Глава 17

Прадедушка Рознег решил провести обряд во славу Триглава и принести ему жертву. Так, что сейчас отсутствовал, и нам приходиться его ждать.

А дядька Колояр на все вопросы отмалчивался и только хмурился. Отец и Беляй вели неспешный разговор, касающийся дел стражи. А мы вместе с Могутой изнывали от скуки. А вот Володар, младший сын Колояра, нервничал, и это было заметно, он не находил себе места, часто вскакивал и пересаживался, словно в нем шла внутренняя борьба. Удивительно и странно, что старшего сына Колояра нет. Может, в этом все дело?

Скрип двери, и через порог перешагнул прадед в своем жреческом одеянии.

— Будь здравы, родичи, — и он оглядел всех своим тяжелым старческим взглядом.

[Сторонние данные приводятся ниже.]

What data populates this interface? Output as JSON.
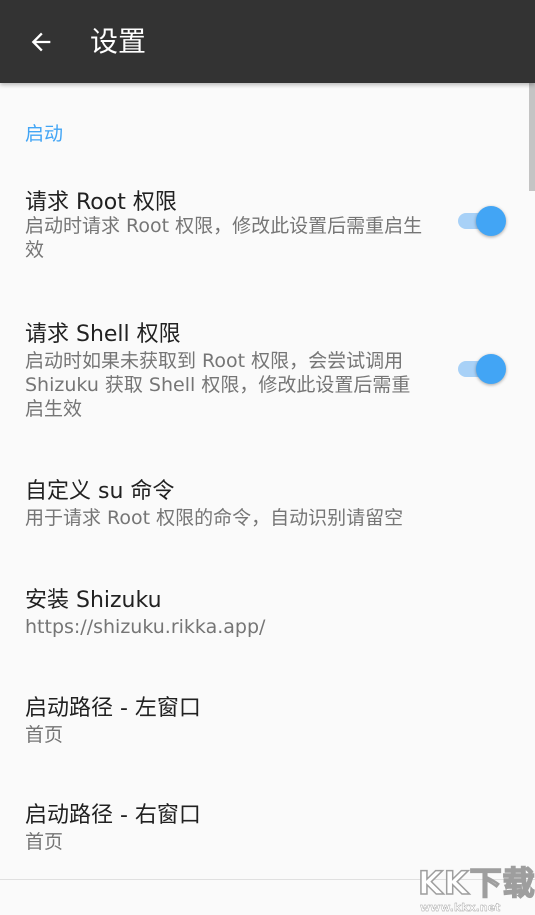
{
  "toolbar": {
    "title": "设置",
    "back_icon": "arrow-left-icon"
  },
  "section": {
    "category_label": "启动"
  },
  "preferences": [
    {
      "title": "请求 Root 权限",
      "summary": "启动时请求 Root 权限，修改此设置后需重启生效",
      "switch_on": true
    },
    {
      "title": "请求 Shell 权限",
      "summary": "启动时如果未获取到 Root 权限，会尝试调用 Shizuku 获取 Shell 权限，修改此设置后需重启生效",
      "switch_on": true
    },
    {
      "title": "自定义 su 命令",
      "summary": "用于请求 Root 权限的命令，自动识别请留空"
    },
    {
      "title": "安装 Shizuku",
      "summary": "https://shizuku.rikka.app/"
    },
    {
      "title": "启动路径 - 左窗口",
      "summary": "首页"
    },
    {
      "title": "启动路径 - 右窗口",
      "summary": "首页"
    }
  ],
  "watermark": {
    "logo_text": "KK下载",
    "url_text": "www.kkx.net"
  },
  "colors": {
    "toolbar_bg": "#333333",
    "accent": "#42a5f5",
    "background": "#fafafa",
    "title_text": "#212121",
    "summary_text": "#757575"
  }
}
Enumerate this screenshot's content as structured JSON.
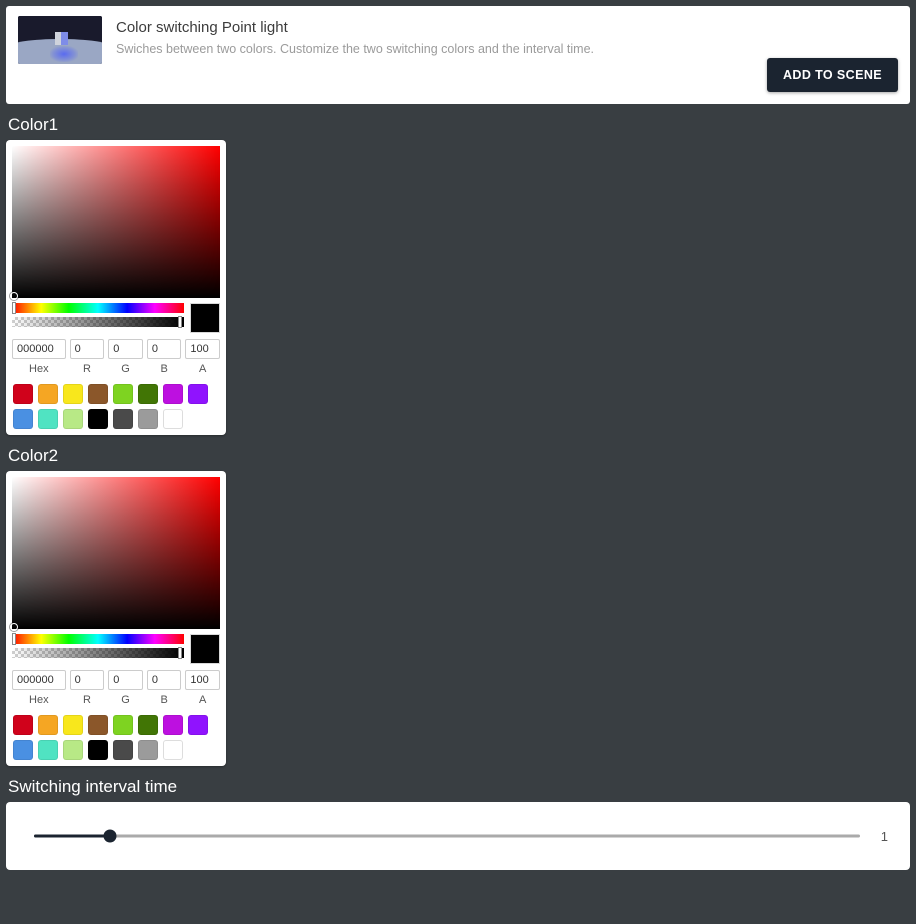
{
  "header": {
    "title": "Color switching Point light",
    "description": "Swiches between two colors. Customize the two switching colors and the interval time.",
    "add_button_label": "ADD TO SCENE",
    "thumbnail_alt": "point-light-preview"
  },
  "sections": {
    "color1_label": "Color1",
    "color2_label": "Color2",
    "interval_label": "Switching interval time"
  },
  "color_picker": {
    "hex": "000000",
    "r": "0",
    "g": "0",
    "b": "0",
    "a": "100",
    "labels": {
      "hex": "Hex",
      "r": "R",
      "g": "G",
      "b": "B",
      "a": "A"
    },
    "preview_color": "#000000",
    "hue_position_pct": 0,
    "alpha_position_pct": 100,
    "presets": [
      "#D0021B",
      "#F5A623",
      "#F8E71C",
      "#8B572A",
      "#7ED321",
      "#417505",
      "#BD10E0",
      "#9013FE",
      "#4A90E2",
      "#50E3C2",
      "#B8E986",
      "#000000",
      "#4A4A4A",
      "#9B9B9B",
      "#FFFFFF"
    ]
  },
  "interval_slider": {
    "value": "1",
    "fill_pct": 9.2,
    "min": "0",
    "max": "10"
  },
  "theme": {
    "background": "#393e42",
    "card_background": "#ffffff",
    "accent_dark": "#1b2430",
    "label_color": "#ffffff"
  }
}
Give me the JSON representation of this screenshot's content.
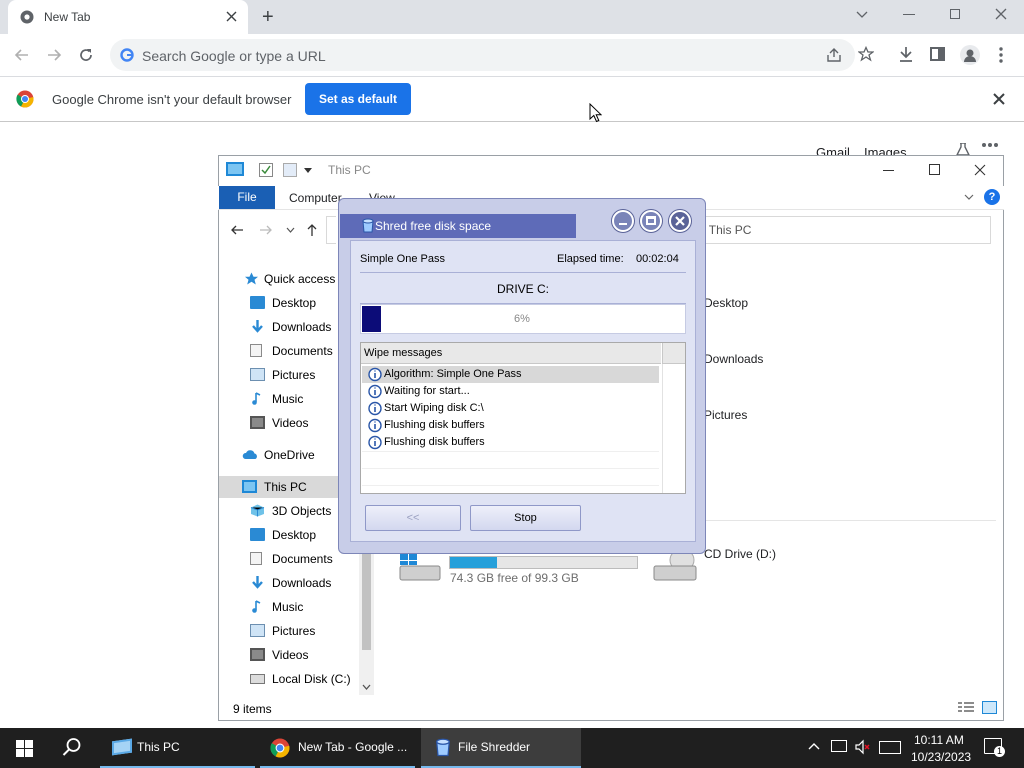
{
  "chrome": {
    "tab_title": "New Tab",
    "new_tab_label": "+",
    "omnibox_placeholder": "Search Google or type a URL",
    "infobar_text": "Google Chrome isn't your default browser",
    "set_default_label": "Set as default",
    "ntp_links": [
      "Gmail",
      "Images"
    ]
  },
  "explorer": {
    "title": "This PC",
    "ribbon_tabs": [
      "File",
      "Computer",
      "View"
    ],
    "search_placeholder": "rch This PC",
    "nav": {
      "quick_access": "Quick access",
      "qa_items": [
        "Desktop",
        "Downloads",
        "Documents",
        "Pictures",
        "Music",
        "Videos"
      ],
      "onedrive": "OneDrive",
      "this_pc": "This PC",
      "pc_items": [
        "3D Objects",
        "Desktop",
        "Documents",
        "Downloads",
        "Music",
        "Pictures",
        "Videos",
        "Local Disk (C:)"
      ]
    },
    "folders": [
      "Desktop",
      "Downloads",
      "Pictures"
    ],
    "drive_c": {
      "free_text": "74.3 GB free of 99.3 GB",
      "used_fraction": 0.25
    },
    "drive_d": "CD Drive (D:)",
    "status": "9 items"
  },
  "shredder": {
    "title": "Shred free disk space",
    "algorithm": "Simple One Pass",
    "elapsed_label": "Elapsed time:",
    "elapsed_value": "00:02:04",
    "drive_label": "DRIVE C:",
    "progress_text": "6%",
    "progress_fraction": 0.06,
    "messages_header": "Wipe messages",
    "messages": [
      "Algorithm: Simple One Pass",
      "Waiting for start...",
      "Start Wiping disk C:\\",
      "Flushing disk buffers",
      "Flushing disk buffers"
    ],
    "back_label": "<<",
    "stop_label": "Stop"
  },
  "taskbar": {
    "items": [
      "This PC",
      "New Tab - Google ...",
      "File Shredder"
    ],
    "time": "10:11 AM",
    "date": "10/23/2023",
    "notification_count": "1"
  },
  "colors": {
    "accent": "#1a73e8",
    "explorer_file_tab": "#1a5fb4",
    "shredder_title": "#5e6bb8",
    "progress": "#0c0c78",
    "taskbar": "#1f1f1f"
  }
}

— Будь здрав, — понеслось со всех сторон.

— Смотрю, все собрались, значит, пора и слово молвить. — И он разместился за столом со старшими. И кивнул Колояру, мол, начинай уже сказывать.

Дядька вздохнул и обвел всех нечитаемым взглядом.

— Договоренность у меня была с одним старостой у пруссов о покупке янтаря, еще по осени с ним сговорились. Ладью отправлять, так товара немного, зачем людей гонять, пусть отдохнут. Так что на лодке я с пяток людей отправил, а во главе сына старшего поставил Горисвета. Они давно должны были вернуться, плевое дело, да и идти недалеко, я уже волноваться начал. Так вчера прибыл один из моих людей, побитый весь. Поспрошал я его, и выяснилось, что староста, с которым я сговорился о делах, по зиме умер. И вроде с новым старостой сын сговорился на тех же условиях. Их хорошо приняли, с лаской, — тут дядька Колояр грустно хмыкнул. И уставился на свои руки немигающим взглядом.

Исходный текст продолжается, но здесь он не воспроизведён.